Oxazosulfyl
- Names: IUPAC name 2-(3-ethylsulfonyl-2-pyridinyl)-5-(trifluoromethylsulfonyl)-1,3-benzoxazole

Identifiers
- CAS Number: 1616678-32-0;
- 3D model (JSmol): Interactive image;
- ChemSpider: 62285804;
- ECHA InfoCard: 100.355.735
- EC Number: 881-235-3;
- PubChem CID: 90258515;
- UNII: Q63MCC2PTT;
- CompTox Dashboard (EPA): DTXSID601337387 ;

Properties
- Chemical formula: C₁₅H₁₁F₃N₂O₅S₂
- Molar mass: 420
- Hazards: GHS labelling:
- Pictograms: GHS09: Environmental hazard
- Signal word: Warning
- Hazard statements: H410
- Precautionary statements: P273, P391, P501

= Oxazosulfyl =

Chemical insecticide

Oxazosulfyl is an insecticide that was developed by Sumitomo and introduced to the market in Japan in 2021 for use against insect pests on rice. The molecule has two different sulfonyl groups.
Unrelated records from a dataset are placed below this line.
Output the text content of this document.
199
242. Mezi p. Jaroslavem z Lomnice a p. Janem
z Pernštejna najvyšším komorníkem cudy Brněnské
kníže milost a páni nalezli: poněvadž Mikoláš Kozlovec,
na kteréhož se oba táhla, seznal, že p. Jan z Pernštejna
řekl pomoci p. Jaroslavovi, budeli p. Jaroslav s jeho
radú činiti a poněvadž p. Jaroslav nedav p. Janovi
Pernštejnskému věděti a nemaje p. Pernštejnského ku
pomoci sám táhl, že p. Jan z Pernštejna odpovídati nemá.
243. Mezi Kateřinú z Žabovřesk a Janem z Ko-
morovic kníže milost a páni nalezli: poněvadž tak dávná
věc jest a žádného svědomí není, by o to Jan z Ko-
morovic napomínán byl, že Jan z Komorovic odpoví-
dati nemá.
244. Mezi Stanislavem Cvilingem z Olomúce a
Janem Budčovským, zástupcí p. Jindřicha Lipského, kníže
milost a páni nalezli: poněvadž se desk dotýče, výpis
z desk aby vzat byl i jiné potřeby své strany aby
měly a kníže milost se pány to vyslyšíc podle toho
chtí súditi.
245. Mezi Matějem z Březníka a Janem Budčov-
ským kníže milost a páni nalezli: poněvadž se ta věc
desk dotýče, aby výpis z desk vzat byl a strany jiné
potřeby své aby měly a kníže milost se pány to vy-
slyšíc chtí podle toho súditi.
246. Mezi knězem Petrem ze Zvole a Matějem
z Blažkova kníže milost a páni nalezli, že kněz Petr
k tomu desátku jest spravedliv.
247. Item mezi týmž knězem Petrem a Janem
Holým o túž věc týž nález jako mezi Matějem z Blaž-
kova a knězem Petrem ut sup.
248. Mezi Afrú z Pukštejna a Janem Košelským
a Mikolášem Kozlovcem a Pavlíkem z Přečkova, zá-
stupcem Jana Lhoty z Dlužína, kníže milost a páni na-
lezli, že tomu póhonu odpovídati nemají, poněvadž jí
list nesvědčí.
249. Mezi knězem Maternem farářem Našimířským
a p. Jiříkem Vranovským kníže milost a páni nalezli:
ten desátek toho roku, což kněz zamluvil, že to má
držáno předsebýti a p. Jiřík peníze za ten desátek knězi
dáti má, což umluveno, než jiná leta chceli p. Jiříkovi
Oxazosulfyl works by inhibiting the vesicular acetylcholine transporter (VAChT) and was allocated to IRAC group 37. This inhibition results in rapid paralysis of the insect, which onsets a few minutes after application, and lasts for several days.

Oxazosulfyl is the first and until now only insecticide in the IRAC group 37. The class has not been given a name by IRAC, but Sumitomo propose the name "sulfyl" for the class.

Oxazosulfyl is used mainly in rice seed boxes. It controls a broad spectrum of rice pests in the orders of hemiptera, lepidoptera, and coleoptera. Some of the target insects are the brown planthopper (Nilaparvata lugens), the white-backed planthopper (Sogatella furcifera), the small brown planthopper (Laodelphax striatellus) and the rice leaf beetle (Oulema oryzae).